Describe alternatives you've considered
One way to do that is to use sklearn-compatibility classes directly, but that then goes through multiple levels of abstraction: we have to convert our pipelnes into sklearn pipelines so that NimbusML can convert it to JSON and then send it over to .NET to run it. I think it is much easier if we can directly provide the JSON.
Hi,
Please see the entrypoint graph documentation for ML.NET (https://github.com/dotnet/machinelearning/blob/master/docs/code/EntryPoints.md) and also some brief discussion here (https://github.com/microsoft/NimbusML/blob/341e01ab8d97af2ca8408dacf0b169f6d219d4c0/docs/developers/entrypoints.md) in this repo.

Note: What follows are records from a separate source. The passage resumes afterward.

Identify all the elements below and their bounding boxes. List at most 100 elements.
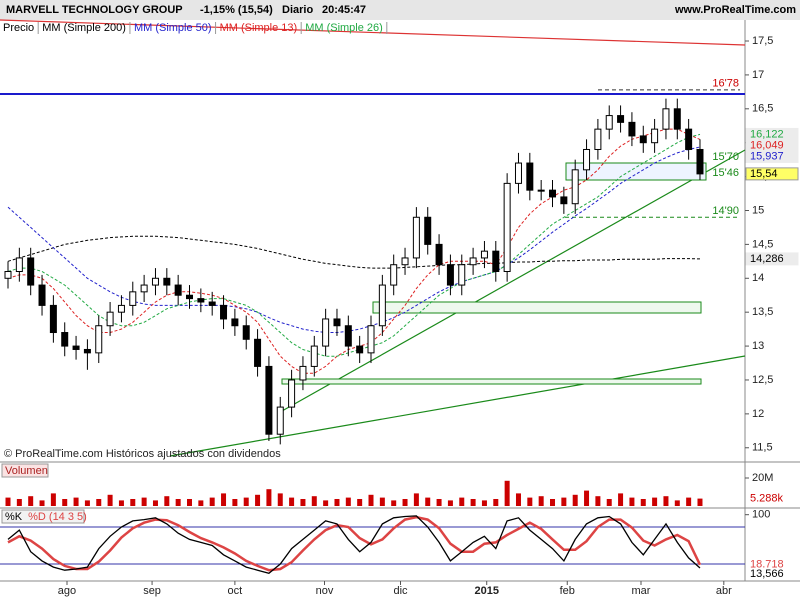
- candle-body: [15, 257, 23, 273]
- symbol: MARVELL TECHNOLOGY GROUP: [6, 4, 183, 16]
- volume-bar: [595, 496, 601, 506]
- volume-bar: [686, 497, 692, 506]
- volume-bar: [425, 497, 431, 506]
- candle-body: [276, 406, 284, 435]
- watermark: © ProRealTime.com Históricos ajustados c…: [4, 448, 281, 460]
- volume-bar: [550, 498, 556, 506]
- candle-body: [163, 277, 171, 286]
- end-label-box: [745, 252, 799, 266]
- volume-bar: [311, 496, 317, 506]
- volume-bar: [379, 497, 385, 506]
- x-tick-label: 2015: [474, 585, 498, 597]
- volume-bar: [527, 497, 533, 506]
- legend-entry: %D (14 3 5): [28, 511, 87, 523]
- moving-average: [7, 146, 701, 333]
- candle-body: [61, 332, 69, 347]
- candle-body: [651, 128, 659, 144]
- volume-bar: [640, 498, 646, 506]
- candle-body: [628, 121, 636, 137]
- period: Diario: [282, 4, 313, 16]
- panel-label-box: [1, 509, 85, 524]
- moving-average: [7, 133, 701, 357]
- volume-bar: [266, 489, 272, 506]
- volume-bar: [515, 493, 521, 506]
- volume-bar: [345, 497, 351, 506]
- candle-body: [662, 108, 670, 130]
- candle-body: [605, 115, 613, 130]
- candle-body: [639, 135, 647, 144]
- candle-body: [390, 264, 398, 286]
- candle-body: [549, 189, 557, 198]
- y-tick-label: 14,5: [752, 238, 773, 250]
- candle-body: [446, 264, 454, 286]
- volume-bar: [459, 497, 465, 506]
- change: -1,15% (15,54): [200, 4, 273, 16]
- candle-body: [242, 325, 250, 340]
- volume-bar: [141, 497, 147, 506]
- candle-body: [424, 216, 432, 245]
- legend-entry: MM (Simple 200): [42, 22, 126, 34]
- volume-bar: [221, 493, 227, 506]
- candle-body: [378, 284, 386, 327]
- y-tick-label: 13,5: [752, 306, 773, 318]
- candle-body: [83, 348, 91, 354]
- volume-bar: [62, 498, 68, 506]
- candle-body: [458, 264, 466, 286]
- candle-body: [594, 128, 602, 150]
- panel-label-box: [1, 463, 49, 478]
- candle-body: [106, 311, 114, 327]
- volume-bar: [504, 480, 510, 506]
- x-tick-label: oct: [228, 585, 243, 597]
- end-label: 15,937: [750, 150, 784, 162]
- candle-body: [685, 128, 693, 150]
- oscillator-line: [7, 515, 701, 575]
- candle-body: [333, 318, 341, 327]
- candle-body: [469, 257, 477, 266]
- candle-body: [174, 284, 182, 296]
- volume-bar: [391, 500, 397, 506]
- y-tick-label: 100: [752, 509, 770, 521]
- volume-bar: [28, 496, 34, 506]
- volume-bar: [152, 500, 158, 506]
- end-label: 16,049: [750, 139, 784, 151]
- end-label-box: [745, 149, 799, 163]
- volume-bar: [118, 500, 124, 506]
- volume-bar: [538, 496, 544, 506]
- candle-body: [617, 115, 625, 123]
- candle-body: [356, 345, 364, 354]
- end-label: 16,122: [750, 128, 784, 140]
- moving-average: [7, 128, 701, 374]
- candle-body: [571, 169, 579, 205]
- candle-body: [4, 271, 12, 279]
- end-label-box: [745, 492, 799, 506]
- trend-line: [281, 149, 746, 412]
- x-tick-label: sep: [143, 585, 161, 597]
- volume-bar: [652, 497, 658, 506]
- candle-body: [208, 301, 216, 306]
- x-tick-label: mar: [632, 585, 651, 597]
- candle-body: [231, 318, 239, 327]
- end-label-box: [745, 567, 799, 581]
- volume-bar: [402, 498, 408, 506]
- legend-entry: MM (Simple 50): [134, 22, 212, 34]
- x-tick-label: ago: [58, 585, 76, 597]
- candle-body: [322, 318, 330, 347]
- candle-body: [197, 298, 205, 303]
- y-tick-label: 13: [752, 340, 764, 352]
- volume-bar: [84, 500, 90, 506]
- y-tick-label: 12: [752, 408, 764, 420]
- y-tick-label: 17,5: [752, 35, 773, 47]
- candle-body: [27, 257, 35, 286]
- level-label: 15'70: [712, 151, 739, 163]
- volume-bar: [209, 497, 215, 506]
- volume-bar: [572, 494, 578, 506]
- volume-bar: [697, 498, 703, 506]
- volume-bar: [50, 493, 56, 506]
- candle-body: [696, 148, 704, 175]
- volume-bar: [289, 497, 295, 506]
- legend-entry: MM (Simple 26): [305, 22, 383, 34]
- volume-bar: [300, 498, 306, 506]
- candle-body: [49, 304, 57, 334]
- volume-bar: [368, 494, 374, 506]
- candle-body: [480, 250, 488, 259]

The usual way that I examine this entrypoint graph is to look at the input of px_call (see here https://github.com/microsoft/NimbusML/blob/15f12859273ea0b38bccbf5e7699bfb51c997013/src/python/nimbusml/internal/utils/entrypoints.py#L269).
Hope this helps.
I see. Thanks. So if I create a JSON to represent the pipeline, there is no public API yet to run that? Or am I missing anything?
Right. It is not exposed in python yet.
One more question. In this documentation, KMeansPlusPlus is used as an example. What I do not understand is why normalize parameter is defined in docstring and not auto-generated? Other parameters seem to be auto-generated.
Most likely we don't like the autogenerated ones and want to add some more details to it. See an example that we keep the auto-generated text for the same parameter: https://github.com/microsoft/NimbusML/blob/master/src/python/nimbusml/ensemble/fastforestbinaryclassifier.py
The content in the docstring is "patched" to the generated python classes by the auto-gen program ( https://github.com/microsoft/NimbusML/blob/46a14e6ddb921a243f269cdc56bc3fda05e13fa1/src/python/tools/entrypoint_compiler.py#L417).
Hm, but why is then normalize parameter not present twice in KMeansPlusPlus?
If the parameter description exists in the autogenerated files, the old contents will be updated by the doc string. https://github.com/microsoft/NimbusML/blob/46a14e6ddb921a243f269cdc56bc3fda05e13fa1/src/python/tools/doc_builder.py#L124
I see nice. Thanks for pointing to this.